If your perfectionism is the problem and you feel that draft one has to be perfect, this is going to be harder for some people than it is for others. For some people, accepting that draft 1 isn't going to be the end result is by calling it 'the shitty draft'. For others, it's by doing a draft zero, which I believe comes from screenwriting, and you write an unstructured draft with all your research and pants the hell out of it. For some people, that is draft one, for others, its a way to trick their brain into not putting too much pressure on themselves. Let yourself infodump in the draft if you have to. Get a cheerleader or enabler.
Get yourself an accountability buddy. Find someone in your friend group who also has a novel they want to write or a piece they want to learn how to play or a game they wanna finish, set a date for when it needs to be done that is reasonable, and check-in with each other. New Years' Resolutions don't work for most people, but cheering on a friend and them cheering you on and having someone who will ask you 'how's the book coming?' and listen to you when you talk about the best and worst parts of the week can be really effective to stopping yourself from going back to spinning your wheels.
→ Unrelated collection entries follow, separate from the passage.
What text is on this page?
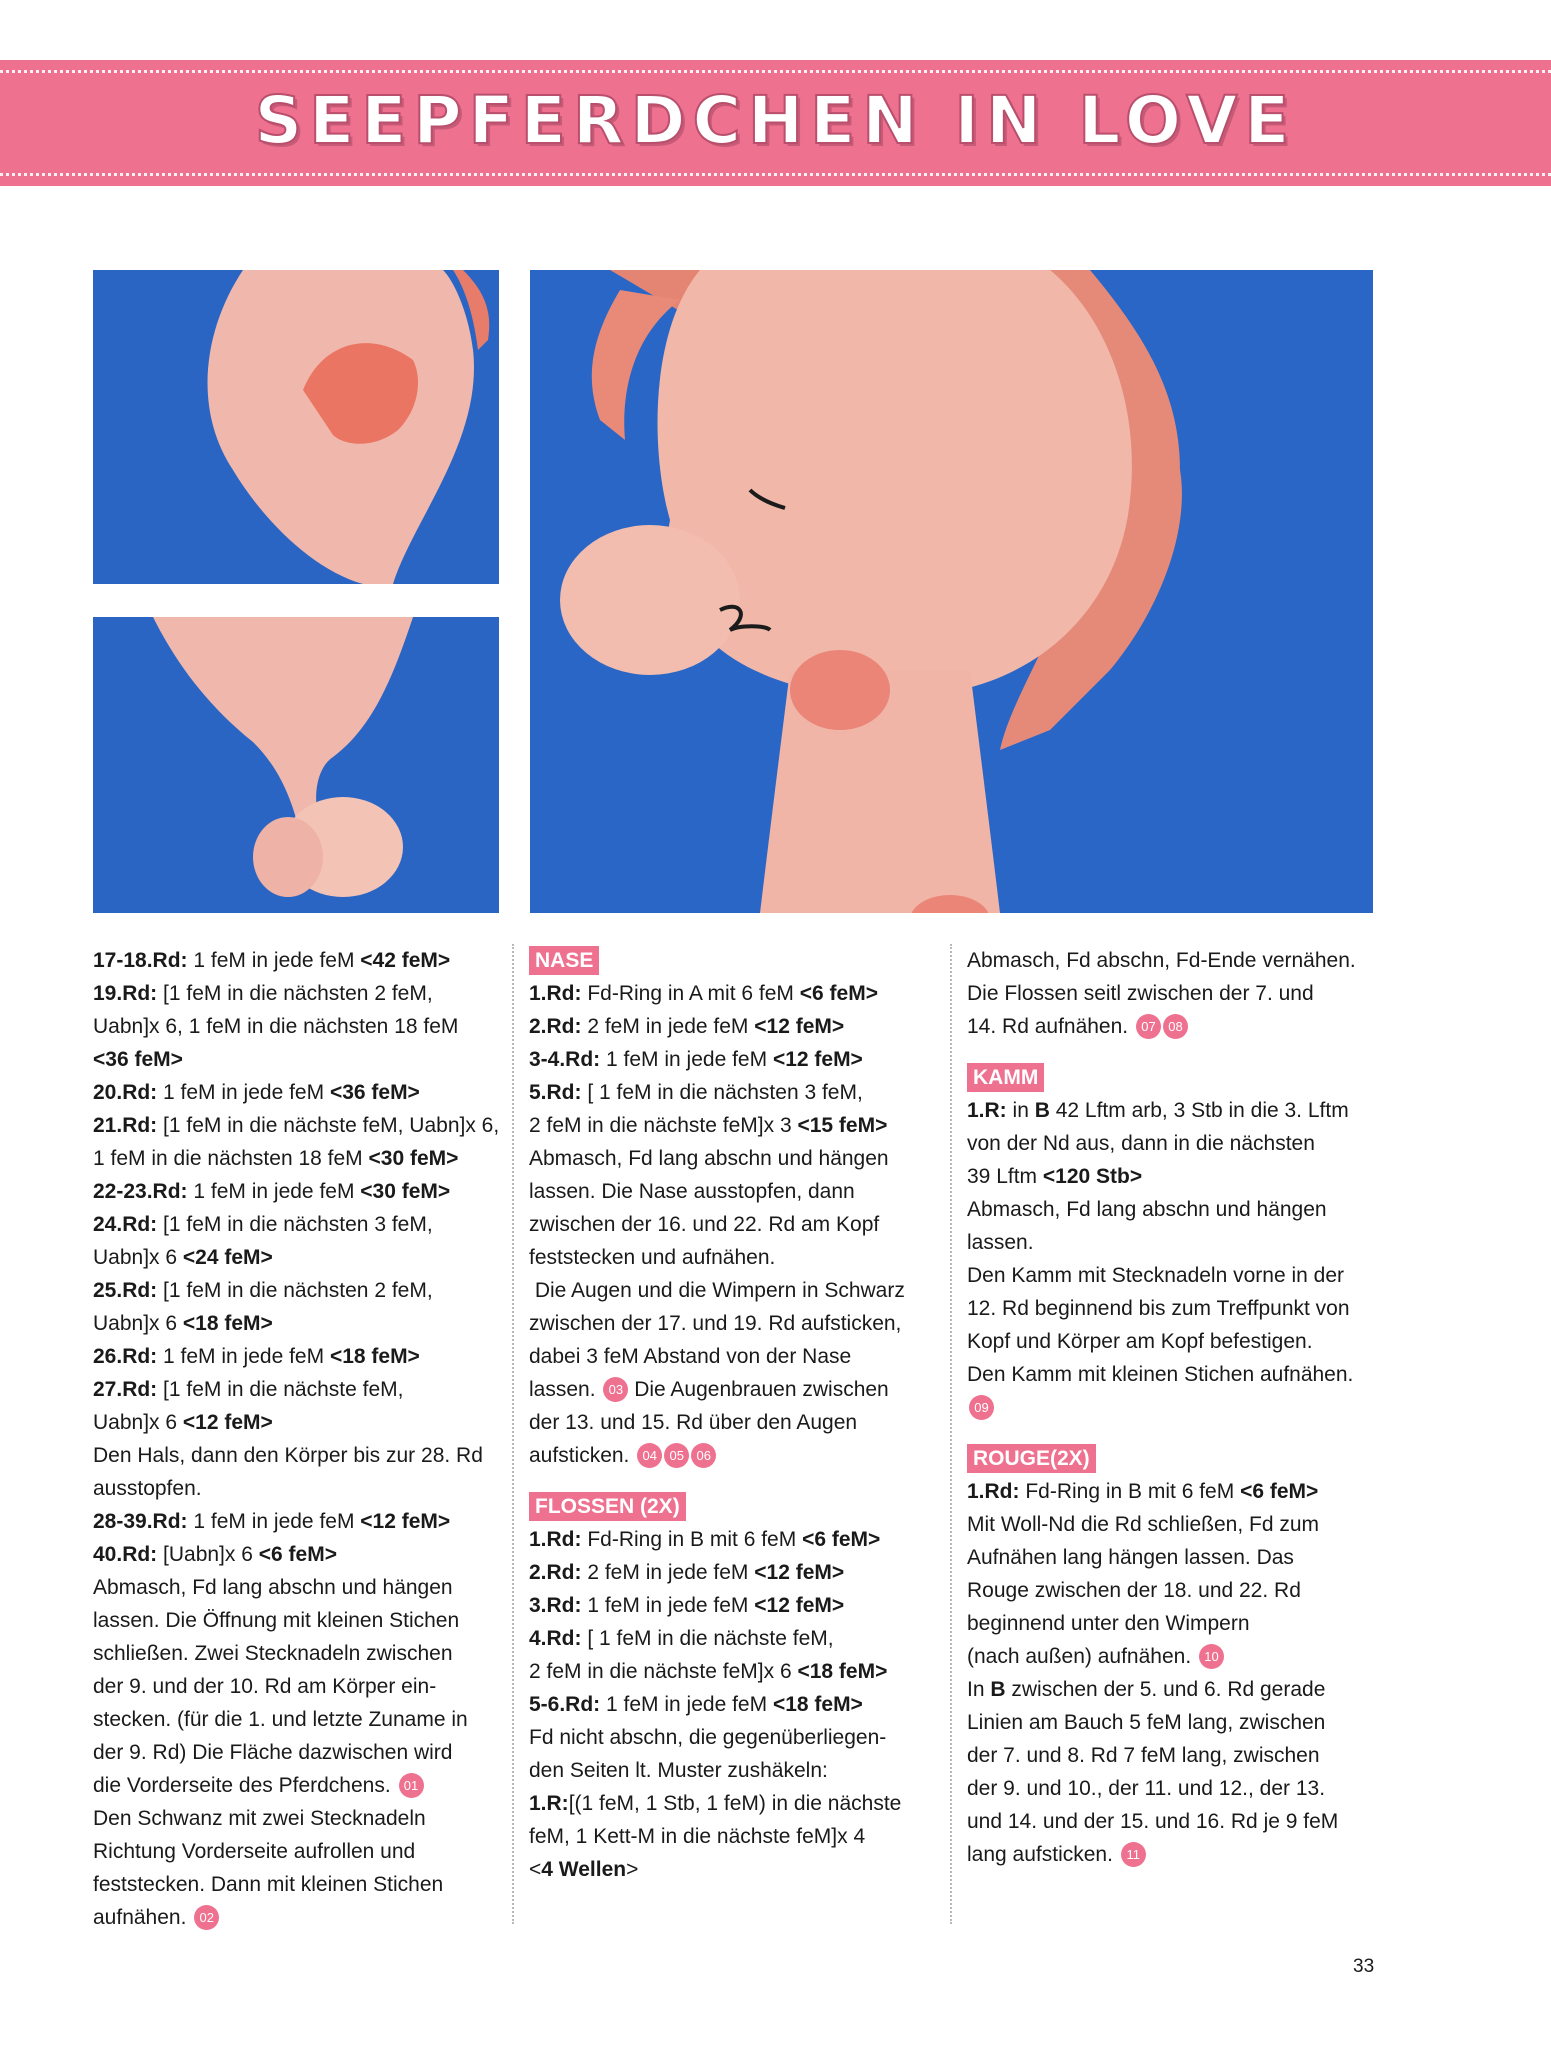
SEEPFERDCHEN IN LOVE

17-18.Rd: 1 feM in jede feM <42 feM>

19.Rd: [1 feM in die nächsten 2 feM,

Uabn]x 6, 1 feM in die nächsten 18 feM

<36 feM>

20.Rd: 1 feM in jede feM <36 feM>

21.Rd: [1 feM in die nächste feM, Uabn]x 6,

1 feM in die nächsten 18 feM <30 feM>

22-23.Rd: 1 feM in jede feM <30 feM>

24.Rd: [1 feM in die nächsten 3 feM,

Uabn]x 6 <24 feM>

25.Rd: [1 feM in die nächsten 2 feM,

Uabn]x 6 <18 feM>

26.Rd: 1 feM in jede feM <18 feM>

27.Rd: [1 feM in die nächste feM,

Uabn]x 6 <12 feM>

Den Hals, dann den Körper bis zur 28. Rd

ausstopfen.

28-39.Rd: 1 feM in jede feM <12 feM>

40.Rd: [Uabn]x 6 <6 feM>

Abmasch, Fd lang abschn und hängen

lassen. Die Öffnung mit kleinen Stichen

schließen. Zwei Stecknadeln zwischen

der 9. und der 10. Rd am Körper ein-

stecken. (für die 1. und letzte Zuname in

der 9. Rd) Die Fläche dazwischen wird

die Vorderseite des Pferdchens. 01

Den Schwanz mit zwei Stecknadeln

Richtung Vorderseite aufrollen und

feststecken. Dann mit kleinen Stichen

aufnähen. 02

NASE

1.Rd: Fd-Ring in A mit 6 feM <6 feM>

2.Rd: 2 feM in jede feM <12 feM>

3-4.Rd: 1 feM in jede feM <12 feM>

5.Rd: [ 1 feM in die nächsten 3 feM,

2 feM in die nächste feM]x 3 <15 feM>

Abmasch, Fd lang abschn und hängen

lassen. Die Nase ausstopfen, dann

zwischen der 16. und 22. Rd am Kopf

feststecken und aufnähen.

Die Augen und die Wimpern in Schwarz

zwischen der 17. und 19. Rd aufsticken,

dabei 3 feM Abstand von der Nase

lassen. 03 Die Augenbrauen zwischen

der 13. und 15. Rd über den Augen

aufsticken. 04 05 06

FLOSSEN (2X)

1.Rd: Fd-Ring in B mit 6 feM <6 feM>

2.Rd: 2 feM in jede feM <12 feM>

3.Rd: 1 feM in jede feM <12 feM>

4.Rd: [ 1 feM in die nächste feM,

2 feM in die nächste feM]x 6 <18 feM>

5-6.Rd: 1 feM in jede feM <18 feM>

Fd nicht abschn, die gegenüberliegen-

den Seiten lt. Muster zushäkeln:

1.R:[(1 feM, 1 Stb, 1 feM) in die nächste

feM, 1 Kett-M in die nächste feM]x 4

<4 Wellen>

Abmasch, Fd abschn, Fd-Ende vernähen.

Die Flossen seitl zwischen der 7. und

14. Rd aufnähen. 07 08

KAMM

1.R: in B 42 Lftm arb, 3 Stb in die 3. Lftm

von der Nd aus, dann in die nächsten

39 Lftm <120 Stb>

Abmasch, Fd lang abschn und hängen

lassen.

Den Kamm mit Stecknadeln vorne in der

12. Rd beginnend bis zum Treffpunkt von

Kopf und Körper am Kopf befestigen.

Den Kamm mit kleinen Stichen aufnähen.

09

ROUGE(2X)

1.Rd: Fd-Ring in B mit 6 feM <6 feM>

Mit Woll-Nd die Rd schließen, Fd zum

Aufnähen lang hängen lassen. Das

Rouge zwischen der 18. und 22. Rd

beginnend unter den Wimpern

(nach außen) aufnähen. 10

In B zwischen der 5. und 6. Rd gerade

Linien am Bauch 5 feM lang, zwischen

der 7. und 8. Rd 7 feM lang, zwischen

der 9. und 10., der 11. und 12., der 13.

und 14. und der 15. und 16. Rd je 9 feM

lang aufsticken. 11

33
Get a critique partner. Can be someone you met in fandom if you both are coming from the fanfic world or critique circle or a writing group in your area. If what you need is feedback, put yourself out there to get it.
Carrot method. If what you need is a treat, find a treat within your budget. Some people get a cupcake on Fridays if they met their writing goals four days in a row. Others treat themselves to a literary magazine subscription or a new hardcover book if they hit their goals for the month. If what you need to do is watch an episode of your favorite TV show after writing 800 words that night, do it. My personal variation of this is writing 500 words of the main project before I can work on other projects. Some days, I never get to the projects and others, I breeze right through and then get to do a whole short story I've wanted to write all week.
Fill in the blank method. My strongest points are dialogue and dynamics. If I forced myself to do internal things and description and sensory details down to the last detail on the first draft, nothing would ever get done. I give myself leeway and write the dialogue and dynamics and add the things I have to later. The more I practice internal aspects and description, the more I just do them, but I don't pressure myself. Pressuring yourself is not the answer.
Start in the middle. Starting is hard; many writers start in the wrong place, especially on their book. Some people do have a better sense of where a story should start than others, but some people have a better idea of what a strong finish is than others. Maybe your strength is the finish line. It's OK to write the last half of the book first and then add the first half. The first few chapters are almost always the chapters that are rewritten the most; that's why they tend to be the strongest and tightest.